Linear Electromechanical Model of Ionic Polymer Transducers -Part I: Model Development

A linear electromechanical model is developed for ionic polymer materials. The model is based on an equivalent circuit representation that is related to the mechanical, electrical, and electromechanical properties of the material. Expressions for the quasi-static and dynamic mechanical impedance are derived from beam theory. The Golla-Hughes-McTavish model of viscoelasticity is incorporated into the model to include effects due to a rate dependent modulus. Similar to previous research, the electrical impedance is modeled as a series combination of resistive and capacitive elements. The major contribution of this work is the derivation of an electromechanical coupling term that is related to an effective bending strain coefficient.

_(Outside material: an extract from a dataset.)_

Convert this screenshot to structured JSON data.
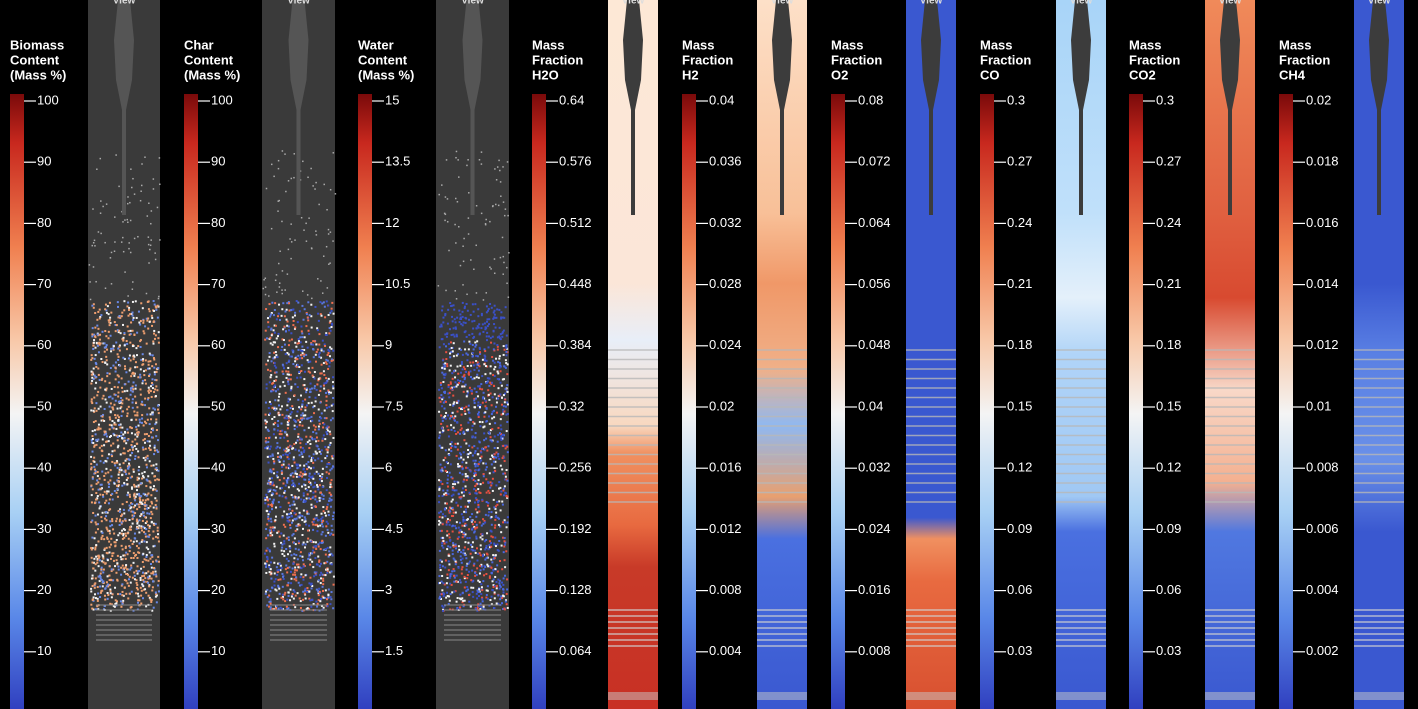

This parameter is also frequency dependent to model the low-frequency relaxation that has been measured in certain ionic polymer materials. The resulting linear electromechanical model is based on the measurement of the effective permittivity, elastic modulus, and effective strain coefficient. All input-output relationships related to sensing and actuation can be derived using these three material parameters and the transducer geometry. This model also emphasizes a reciprocity between sensing and actuation that has not been discussed before in relation to these materials. The result of this work is a comprehensive model that enables the design of devices and material systems that incorporate ionic polymer materials as either sensors or actuators.